Alan Hampton is a busy man. When he’s not on the road, playing bass and singing with Andrew Bird, Meshell N’Degeocello, Gretchen Parlato, and Robert Glasper, he might be in the studio, laying down tracks for Sufjan Stevens, Luke Temple, Derrick Hodge, Kendrick Scott, Esperanza Spalding, or The New Pornographers. But somehow, in between tours and takes, Hampton has also been steadily crafting his own sound. When Hampton released his debut record, The Moving Sidewalk, in 2011, The New York Times proclaimed him a musician with “loads of talent.” Now, after three years of touring, recording, and writing, his sophomore album, Origami for the Fire, is scheduled for release on November 4, 2014.

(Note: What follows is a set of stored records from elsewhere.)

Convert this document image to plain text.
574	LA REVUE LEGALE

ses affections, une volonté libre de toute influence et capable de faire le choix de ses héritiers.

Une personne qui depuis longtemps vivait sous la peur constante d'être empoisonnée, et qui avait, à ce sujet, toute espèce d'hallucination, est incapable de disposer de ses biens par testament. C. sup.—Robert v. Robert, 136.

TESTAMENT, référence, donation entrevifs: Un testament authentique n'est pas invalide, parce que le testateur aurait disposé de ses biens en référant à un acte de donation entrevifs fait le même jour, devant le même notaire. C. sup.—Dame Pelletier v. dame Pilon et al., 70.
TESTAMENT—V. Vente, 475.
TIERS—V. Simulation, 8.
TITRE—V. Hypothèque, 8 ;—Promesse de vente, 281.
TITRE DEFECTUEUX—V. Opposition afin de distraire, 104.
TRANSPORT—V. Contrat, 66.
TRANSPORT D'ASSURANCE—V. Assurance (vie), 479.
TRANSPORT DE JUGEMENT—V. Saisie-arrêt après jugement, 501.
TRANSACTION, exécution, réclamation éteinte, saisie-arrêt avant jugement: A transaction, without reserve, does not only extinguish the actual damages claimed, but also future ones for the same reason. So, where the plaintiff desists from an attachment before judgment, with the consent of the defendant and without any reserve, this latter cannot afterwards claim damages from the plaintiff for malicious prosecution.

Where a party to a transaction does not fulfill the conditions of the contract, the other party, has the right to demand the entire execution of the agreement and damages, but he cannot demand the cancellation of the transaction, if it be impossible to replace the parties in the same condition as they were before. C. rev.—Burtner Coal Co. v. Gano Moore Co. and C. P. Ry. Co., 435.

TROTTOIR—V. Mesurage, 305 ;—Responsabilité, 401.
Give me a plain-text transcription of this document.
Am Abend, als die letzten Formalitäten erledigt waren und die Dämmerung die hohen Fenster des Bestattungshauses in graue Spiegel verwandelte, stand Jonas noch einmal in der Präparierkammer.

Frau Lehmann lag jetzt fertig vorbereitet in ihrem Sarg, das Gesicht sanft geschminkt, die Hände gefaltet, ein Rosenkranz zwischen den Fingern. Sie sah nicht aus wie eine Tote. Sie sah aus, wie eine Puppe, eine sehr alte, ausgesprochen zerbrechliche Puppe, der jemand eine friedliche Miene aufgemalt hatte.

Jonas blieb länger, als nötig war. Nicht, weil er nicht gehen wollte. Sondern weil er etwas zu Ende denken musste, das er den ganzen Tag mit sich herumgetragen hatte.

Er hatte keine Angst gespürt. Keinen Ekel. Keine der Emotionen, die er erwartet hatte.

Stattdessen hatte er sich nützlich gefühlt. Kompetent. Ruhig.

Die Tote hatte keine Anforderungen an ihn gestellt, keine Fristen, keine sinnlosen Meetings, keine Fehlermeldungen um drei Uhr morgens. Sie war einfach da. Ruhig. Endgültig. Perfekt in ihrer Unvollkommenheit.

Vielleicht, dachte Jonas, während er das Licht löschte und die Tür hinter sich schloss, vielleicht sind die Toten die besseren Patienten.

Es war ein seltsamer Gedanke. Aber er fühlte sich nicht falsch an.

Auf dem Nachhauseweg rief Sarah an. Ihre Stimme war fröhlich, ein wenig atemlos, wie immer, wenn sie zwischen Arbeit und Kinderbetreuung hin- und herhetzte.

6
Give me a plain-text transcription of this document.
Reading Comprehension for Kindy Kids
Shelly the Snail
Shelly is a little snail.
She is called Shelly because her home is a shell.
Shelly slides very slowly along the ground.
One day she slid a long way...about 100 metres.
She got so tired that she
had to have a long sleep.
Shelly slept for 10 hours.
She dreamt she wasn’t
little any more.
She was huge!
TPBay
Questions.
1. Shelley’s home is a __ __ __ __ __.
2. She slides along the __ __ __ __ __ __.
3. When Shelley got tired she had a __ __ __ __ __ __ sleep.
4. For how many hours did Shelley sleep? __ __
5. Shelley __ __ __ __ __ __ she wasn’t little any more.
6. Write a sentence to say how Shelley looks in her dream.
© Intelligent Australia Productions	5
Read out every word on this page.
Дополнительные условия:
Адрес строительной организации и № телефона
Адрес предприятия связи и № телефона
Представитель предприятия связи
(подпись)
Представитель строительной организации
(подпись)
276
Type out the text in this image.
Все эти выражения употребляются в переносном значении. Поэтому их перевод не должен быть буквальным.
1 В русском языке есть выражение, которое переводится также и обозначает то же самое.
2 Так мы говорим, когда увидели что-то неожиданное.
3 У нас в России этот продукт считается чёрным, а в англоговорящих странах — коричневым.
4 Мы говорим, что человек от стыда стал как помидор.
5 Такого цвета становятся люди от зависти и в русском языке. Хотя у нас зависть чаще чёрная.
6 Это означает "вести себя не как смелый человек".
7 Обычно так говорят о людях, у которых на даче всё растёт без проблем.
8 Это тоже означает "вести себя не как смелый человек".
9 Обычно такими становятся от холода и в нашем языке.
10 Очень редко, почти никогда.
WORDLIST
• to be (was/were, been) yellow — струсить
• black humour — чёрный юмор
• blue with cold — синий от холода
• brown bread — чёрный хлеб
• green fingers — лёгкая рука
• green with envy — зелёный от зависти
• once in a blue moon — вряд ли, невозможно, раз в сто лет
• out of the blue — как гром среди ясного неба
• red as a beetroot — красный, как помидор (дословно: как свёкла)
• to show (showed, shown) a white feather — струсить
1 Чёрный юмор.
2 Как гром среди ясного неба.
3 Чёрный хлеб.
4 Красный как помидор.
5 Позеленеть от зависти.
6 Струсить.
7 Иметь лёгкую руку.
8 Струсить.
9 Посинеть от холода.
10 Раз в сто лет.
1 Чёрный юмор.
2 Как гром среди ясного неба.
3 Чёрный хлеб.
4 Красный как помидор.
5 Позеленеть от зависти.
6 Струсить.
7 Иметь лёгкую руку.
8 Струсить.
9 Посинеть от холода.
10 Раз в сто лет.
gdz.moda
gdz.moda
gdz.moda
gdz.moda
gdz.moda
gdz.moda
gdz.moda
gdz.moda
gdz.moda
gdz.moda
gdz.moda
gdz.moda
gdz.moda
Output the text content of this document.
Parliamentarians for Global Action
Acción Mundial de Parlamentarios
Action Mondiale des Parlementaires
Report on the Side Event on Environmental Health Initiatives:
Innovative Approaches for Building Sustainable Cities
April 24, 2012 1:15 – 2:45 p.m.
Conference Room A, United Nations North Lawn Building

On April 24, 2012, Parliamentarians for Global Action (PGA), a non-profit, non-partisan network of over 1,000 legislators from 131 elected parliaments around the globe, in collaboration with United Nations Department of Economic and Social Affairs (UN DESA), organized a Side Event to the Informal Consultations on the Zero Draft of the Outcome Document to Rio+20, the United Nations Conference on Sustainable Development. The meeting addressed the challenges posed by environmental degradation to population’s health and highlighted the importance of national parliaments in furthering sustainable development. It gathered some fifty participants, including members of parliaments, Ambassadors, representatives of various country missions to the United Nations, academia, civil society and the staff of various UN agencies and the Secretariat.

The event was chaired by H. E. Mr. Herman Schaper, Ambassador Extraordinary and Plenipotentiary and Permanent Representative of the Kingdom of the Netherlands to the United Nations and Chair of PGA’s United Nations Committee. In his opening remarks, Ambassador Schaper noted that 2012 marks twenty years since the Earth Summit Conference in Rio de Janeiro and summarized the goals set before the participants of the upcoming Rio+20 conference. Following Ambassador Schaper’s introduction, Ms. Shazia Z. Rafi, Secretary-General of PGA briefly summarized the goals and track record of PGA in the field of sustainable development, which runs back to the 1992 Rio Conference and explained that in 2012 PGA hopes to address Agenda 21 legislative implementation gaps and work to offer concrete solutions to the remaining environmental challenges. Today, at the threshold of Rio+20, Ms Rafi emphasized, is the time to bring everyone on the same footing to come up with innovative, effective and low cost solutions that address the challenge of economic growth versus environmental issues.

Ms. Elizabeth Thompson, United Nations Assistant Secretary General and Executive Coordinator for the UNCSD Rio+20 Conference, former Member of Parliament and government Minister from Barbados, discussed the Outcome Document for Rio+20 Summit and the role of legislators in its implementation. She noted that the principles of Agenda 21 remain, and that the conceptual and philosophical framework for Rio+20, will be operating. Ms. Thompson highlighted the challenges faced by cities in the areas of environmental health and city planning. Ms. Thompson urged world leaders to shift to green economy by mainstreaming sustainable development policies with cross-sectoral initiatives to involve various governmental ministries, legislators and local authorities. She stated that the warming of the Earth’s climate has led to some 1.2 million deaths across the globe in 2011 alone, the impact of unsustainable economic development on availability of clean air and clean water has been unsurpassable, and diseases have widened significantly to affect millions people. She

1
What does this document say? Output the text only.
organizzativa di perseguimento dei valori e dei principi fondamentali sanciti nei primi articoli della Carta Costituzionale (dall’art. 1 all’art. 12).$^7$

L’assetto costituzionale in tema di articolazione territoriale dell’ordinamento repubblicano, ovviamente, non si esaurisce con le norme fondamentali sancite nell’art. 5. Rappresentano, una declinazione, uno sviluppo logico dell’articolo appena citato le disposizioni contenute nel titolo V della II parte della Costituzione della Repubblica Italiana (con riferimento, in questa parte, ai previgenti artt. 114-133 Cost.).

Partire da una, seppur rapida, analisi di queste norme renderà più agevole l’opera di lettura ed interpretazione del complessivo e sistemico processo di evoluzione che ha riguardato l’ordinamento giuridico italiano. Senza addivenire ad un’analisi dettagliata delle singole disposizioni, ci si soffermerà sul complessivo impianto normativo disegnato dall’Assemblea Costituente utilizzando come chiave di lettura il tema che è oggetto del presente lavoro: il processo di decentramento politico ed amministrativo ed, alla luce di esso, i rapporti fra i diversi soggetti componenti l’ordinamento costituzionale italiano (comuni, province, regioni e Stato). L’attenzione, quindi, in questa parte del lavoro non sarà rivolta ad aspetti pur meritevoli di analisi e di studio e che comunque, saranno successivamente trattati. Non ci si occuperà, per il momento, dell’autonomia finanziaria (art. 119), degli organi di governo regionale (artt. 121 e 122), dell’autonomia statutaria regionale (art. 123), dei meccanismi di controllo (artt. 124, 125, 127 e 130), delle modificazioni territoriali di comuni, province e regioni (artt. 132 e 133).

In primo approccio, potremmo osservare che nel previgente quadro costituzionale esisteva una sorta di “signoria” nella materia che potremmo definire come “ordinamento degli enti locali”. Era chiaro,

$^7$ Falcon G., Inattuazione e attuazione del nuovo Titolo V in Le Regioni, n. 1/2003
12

“Before tour started, I went to a studio in Upstate New York with Bill Campbell (drums) and Pete Rende (keyboards) with a lot of half-written songs, and walked out with some nice basic tracks. Then tour began and I snuck in sessions whenever and wherever I could, in London, Los Angeles, New Orleans, Chicago, New York.”
Hampton began his musical career as a jazz bassist in Houston, Texas, where his obvious talents earned him invitations to the renowned High School for the Performing and Visual Arts, then the New School in New York City, and finally a coveted spot at the Thelonious Monk Institute in LA, where he studied bass with jazz Ron Carter, Charlie Haden, and John Clayton and performed internationally with Herbie Hancock, Terence Blanchard and Wayne Shorter.